The original findings, published in Science in 2015, came under intense scrutiny — not from other scientists, but from politicians. Specifically, the scientists involved in the study were targeted in a House Science, Space, and Technology Committee investigation, headed by Rep. Lamar Smith (R-TX). . . .
In fact, not only is there no evidence of a conspiracy to produce politically popular data, the earth’s oceans are, in fact, warming nearly twice as fast as previously thought. . . .
The new study confirming NOAA’s conclusion, published in Science on Wednesday by independent scientists based at the University of California Berkeley, broke out the data in a different way, allowing researchers to more clearly identify temperature changes.
Specifically, they found that data from ships wasn’t accurately reflecting the change in ocean temperatures.
The problem with NOAA’s pre-2015 conclusion came from the fact that the ocean’s temperature is recorded in several different ways. There are research buoys, satellite readings, special devices known as Argo floats, which sit slightly below the water’s surface, emerging every 10 days with new data, and ship records, which generally are read at intake valves in ship engine rooms.
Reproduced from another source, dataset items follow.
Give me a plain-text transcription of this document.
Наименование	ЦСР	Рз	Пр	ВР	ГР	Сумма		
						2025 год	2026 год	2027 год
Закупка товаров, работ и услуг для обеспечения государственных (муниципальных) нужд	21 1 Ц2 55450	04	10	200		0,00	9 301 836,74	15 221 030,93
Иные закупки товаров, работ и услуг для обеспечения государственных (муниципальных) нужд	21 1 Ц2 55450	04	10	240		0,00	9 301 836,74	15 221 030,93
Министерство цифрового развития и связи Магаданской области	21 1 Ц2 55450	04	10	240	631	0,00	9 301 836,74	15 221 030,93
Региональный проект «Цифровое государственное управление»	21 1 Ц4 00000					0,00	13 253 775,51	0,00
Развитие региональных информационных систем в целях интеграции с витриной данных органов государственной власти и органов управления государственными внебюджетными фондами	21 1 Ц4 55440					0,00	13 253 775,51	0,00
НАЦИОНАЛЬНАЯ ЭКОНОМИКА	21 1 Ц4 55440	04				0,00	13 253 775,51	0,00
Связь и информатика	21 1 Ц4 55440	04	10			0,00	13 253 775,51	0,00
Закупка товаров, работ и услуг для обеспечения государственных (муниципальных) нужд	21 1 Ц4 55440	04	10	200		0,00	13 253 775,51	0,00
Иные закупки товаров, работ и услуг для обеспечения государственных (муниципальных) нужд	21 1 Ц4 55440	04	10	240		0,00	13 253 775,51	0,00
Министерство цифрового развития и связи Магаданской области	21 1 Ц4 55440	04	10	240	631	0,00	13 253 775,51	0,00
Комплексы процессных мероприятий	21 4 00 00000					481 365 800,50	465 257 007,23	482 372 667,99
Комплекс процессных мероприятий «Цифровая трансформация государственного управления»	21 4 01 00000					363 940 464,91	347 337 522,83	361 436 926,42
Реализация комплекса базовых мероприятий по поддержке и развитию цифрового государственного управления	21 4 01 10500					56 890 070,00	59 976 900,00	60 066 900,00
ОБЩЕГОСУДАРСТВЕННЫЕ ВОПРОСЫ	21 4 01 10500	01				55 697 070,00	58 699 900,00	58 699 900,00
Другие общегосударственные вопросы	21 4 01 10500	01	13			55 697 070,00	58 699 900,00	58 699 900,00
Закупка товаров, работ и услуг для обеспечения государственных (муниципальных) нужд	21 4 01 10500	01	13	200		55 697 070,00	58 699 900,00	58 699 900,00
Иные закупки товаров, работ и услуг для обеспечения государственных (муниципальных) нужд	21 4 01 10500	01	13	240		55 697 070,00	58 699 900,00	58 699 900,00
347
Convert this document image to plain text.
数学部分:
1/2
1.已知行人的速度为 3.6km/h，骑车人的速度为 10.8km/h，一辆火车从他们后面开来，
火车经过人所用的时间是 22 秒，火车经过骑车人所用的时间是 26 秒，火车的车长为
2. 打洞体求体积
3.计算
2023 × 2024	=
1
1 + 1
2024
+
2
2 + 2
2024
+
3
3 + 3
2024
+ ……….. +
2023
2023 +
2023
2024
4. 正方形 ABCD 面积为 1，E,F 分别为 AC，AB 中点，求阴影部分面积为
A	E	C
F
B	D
But different data collection methods come up with different readings, Zeke Hausfather, the study’s lead author, told ThinkProgress.
For years, NOAA used a formula that weighted boat and buoy data the same (until 2014’s infamous recalculation). But because boats have changed — cargo ships are bigger, for starters — it seems that the data coming from the boats wasn’t accurately capturing the change in water temperatures.
“A lot of this [apparent global warming] pause seems to be caused by the change in our data collection in ships,” he said. In fact, many scientists agree that NOAA’s work was instrumental in disproving the “global warming pause” theory that had attracted the attention of climate science deniers.
Think of NOAA data collection like using a tree to calculate wind speeds. If you use 10-foot trees for 30 years, then slowly start including data from 50-foot trees, your data set will not be as accurate as it would be if you had used the same height tree the whole time. In fact, you might see a big uptick in wind speeds, even when no change in wind took place. (Wind speeds at the tops of 50-foot trees will be significantly higher than at the tops of 10-foot trees.)
Meanwhile, though, you have kites that fly at a consistent 40-foot height, all the time, everywhere. That data is consistently collected and more easily comparable across locations and time.
Wouldn’t it make sense to only compare kite data to kite data?
That’s exactly what Hausfather and his colleagues did. They analyzed NOAA’s data in chunks: buoy data, satellite data, and Argo data.
“We looked at three independent, separate sets of data,” Hausfather said. “They all agree with the new NOAA record.”